I’ve not yet had the chance to explore with them why that might be. But clearly the poster and its words speaks to my agenda and not theirs. At the moment it’s enough for them to know when to come and where to ‘become a Catholic’. Their main interest is not the why or wherefore

So, all this has got me thinking again about where people are coming from and what, at a conscious level at least, people are looking for. I’m comfortable with the idea of people searching from motives of existential angst. I’m also happy with the idea of people interested in ‘becoming Catholic’ or wanting to deepen a relationship with Jesus or the Church. Different things engage and motivate different people. I hope in pastoral practice that I’m sensitive to that, and can give space for the person to journey as they see fit as well as trying to feed into their exploration of Catholic faith an awareness of important dimensions that they may not yet have considered in any conscious or explicit way.
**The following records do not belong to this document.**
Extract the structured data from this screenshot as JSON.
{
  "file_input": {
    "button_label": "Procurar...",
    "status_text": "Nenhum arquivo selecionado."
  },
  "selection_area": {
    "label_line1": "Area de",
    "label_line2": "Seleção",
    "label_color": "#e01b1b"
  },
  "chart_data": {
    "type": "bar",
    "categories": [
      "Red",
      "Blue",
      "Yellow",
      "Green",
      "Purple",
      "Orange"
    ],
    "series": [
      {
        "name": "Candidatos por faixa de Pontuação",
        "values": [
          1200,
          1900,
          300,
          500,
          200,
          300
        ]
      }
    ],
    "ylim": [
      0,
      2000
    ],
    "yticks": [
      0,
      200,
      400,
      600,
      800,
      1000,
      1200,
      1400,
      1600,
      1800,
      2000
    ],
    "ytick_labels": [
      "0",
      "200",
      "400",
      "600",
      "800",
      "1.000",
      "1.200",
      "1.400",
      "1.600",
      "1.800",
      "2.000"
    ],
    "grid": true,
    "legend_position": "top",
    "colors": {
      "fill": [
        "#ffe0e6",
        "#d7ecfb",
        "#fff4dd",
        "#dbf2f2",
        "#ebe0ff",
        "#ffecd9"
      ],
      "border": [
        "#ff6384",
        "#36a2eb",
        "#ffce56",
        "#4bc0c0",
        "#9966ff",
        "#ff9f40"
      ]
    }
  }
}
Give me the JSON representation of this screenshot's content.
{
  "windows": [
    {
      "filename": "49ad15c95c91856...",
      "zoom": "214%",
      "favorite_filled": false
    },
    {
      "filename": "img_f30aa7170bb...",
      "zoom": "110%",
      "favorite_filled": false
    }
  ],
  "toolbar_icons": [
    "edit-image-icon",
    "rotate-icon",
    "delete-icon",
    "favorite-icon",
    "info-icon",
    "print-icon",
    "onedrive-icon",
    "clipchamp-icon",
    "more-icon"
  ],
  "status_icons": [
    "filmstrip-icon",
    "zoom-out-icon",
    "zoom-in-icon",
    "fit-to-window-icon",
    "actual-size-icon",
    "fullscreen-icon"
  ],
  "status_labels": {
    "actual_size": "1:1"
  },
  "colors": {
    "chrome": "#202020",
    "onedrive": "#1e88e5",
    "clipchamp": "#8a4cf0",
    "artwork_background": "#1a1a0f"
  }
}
But the question of the posters and what we put on them and what they say to people has me thinking again about what we offer and what people want. What is the good news we want to share? I can put names to aspects of that. But then my fear is that the Christian specificity of these things might be neglected. We could offer ‘Community’. Our Gospel offers this, but it also promises to set brother against brother. ‘Truth through intimacy with Jesus’: we can offer that. But from time to time Jesus might turn and call us Satan and say we think as people think and not as God. ‘Security’ too we can offer, but it is a security that sometimes leads us into hard and lonely places.

It probably all boils down to a matter of quality of catechesis. They will perhaps be coming from one reason. The challenge to the group is to ensure that if they stay, they stay for a reason which is acceptable to the Church and authentic to the Gospel we preach.

My personal fresh resolution – encouraged by the poster issue – to try to make sure that the Gospel we share in our pre-evangelisation meetings and in catechumenate is one which welcomes those who come, offers the assurance we all need that we are loved by God and chosen. And at the self same time, draws us speedily into the mission which helps us to see that if the Gospel is for us, we and not just the Gospel are for the world.